The real estate investment trust (Reit) manager has undertaken measures to extend debt maturity and manage interest costs and has managed to refinance all 2019 loans.

Keppel Reit has capital gains of $105 million available to top-up distribution to unitholders or to be deployed in its share buyback programme.

Share price catalysts include higher office rentals here and in Australia, and compression in office capitalisation rates.

Positive newsflow on leasing activity, employment and economic growth are also catalysts.


SHENG SIONG GROUP | SELL (MAINTAINED)

JULY 16 CLOSE: $1.09
TARGET PRICE: $0.95

Maybank Kim Eng, July 15

May's retail sales continued to disappoint for the fourth consecutive month, down 2.1 per cent year-on-year.

This contrasted with food and beverage sales growth of 2 per cent year-on-year.

Bright spots included a slight rebound in supermarket sales of 0.6 per cent year-on-year.

Still, we think it is too early to call for a recovery in demand for supermarket goods.

Sheng Siong will be releasing results for the second quarter of FY2019 at the end of the month.

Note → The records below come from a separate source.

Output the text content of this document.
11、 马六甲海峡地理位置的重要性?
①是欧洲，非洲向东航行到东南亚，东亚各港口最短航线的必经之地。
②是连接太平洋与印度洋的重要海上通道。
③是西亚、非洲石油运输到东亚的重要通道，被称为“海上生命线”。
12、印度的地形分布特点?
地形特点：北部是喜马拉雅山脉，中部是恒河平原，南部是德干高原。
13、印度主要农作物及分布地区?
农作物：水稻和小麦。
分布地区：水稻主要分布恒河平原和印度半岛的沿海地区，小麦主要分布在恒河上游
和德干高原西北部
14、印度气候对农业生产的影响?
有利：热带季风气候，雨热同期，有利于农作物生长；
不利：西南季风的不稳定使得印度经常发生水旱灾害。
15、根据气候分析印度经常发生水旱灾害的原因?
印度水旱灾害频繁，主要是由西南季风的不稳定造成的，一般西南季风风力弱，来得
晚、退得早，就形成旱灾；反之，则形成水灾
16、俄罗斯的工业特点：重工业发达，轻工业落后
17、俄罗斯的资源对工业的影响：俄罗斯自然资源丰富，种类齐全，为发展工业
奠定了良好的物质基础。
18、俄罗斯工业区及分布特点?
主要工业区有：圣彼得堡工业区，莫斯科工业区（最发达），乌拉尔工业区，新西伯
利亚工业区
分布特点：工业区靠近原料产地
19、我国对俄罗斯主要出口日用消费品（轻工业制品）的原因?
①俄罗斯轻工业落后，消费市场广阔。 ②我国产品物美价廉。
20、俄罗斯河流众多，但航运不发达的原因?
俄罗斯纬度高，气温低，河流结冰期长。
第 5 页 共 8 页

We forecast revenue for Q2 of $234 million, a 9.9 per cent year-on-year growth from Q2 of the preceding year.

Profit after tax and minority interests is forecasted at $18.3 million, a 6.8 per cent increase. The increases are mainly due to new-store contributions.

While Sheng Siong opened three new stores in May, we remain concerned about same-store sales weakness. Risks to our view include higher-than-expected new-store and same-store sales contributions and improved consumer sentiment.

Disclaimer: All analyses, recommendations and other information herein are published for general information. Readers should not rely solely on the information published and should seek independent financial advice prior to making any investment decision.

The publisher accepts no liability for any loss whatsoever arising from any use of the information published herein.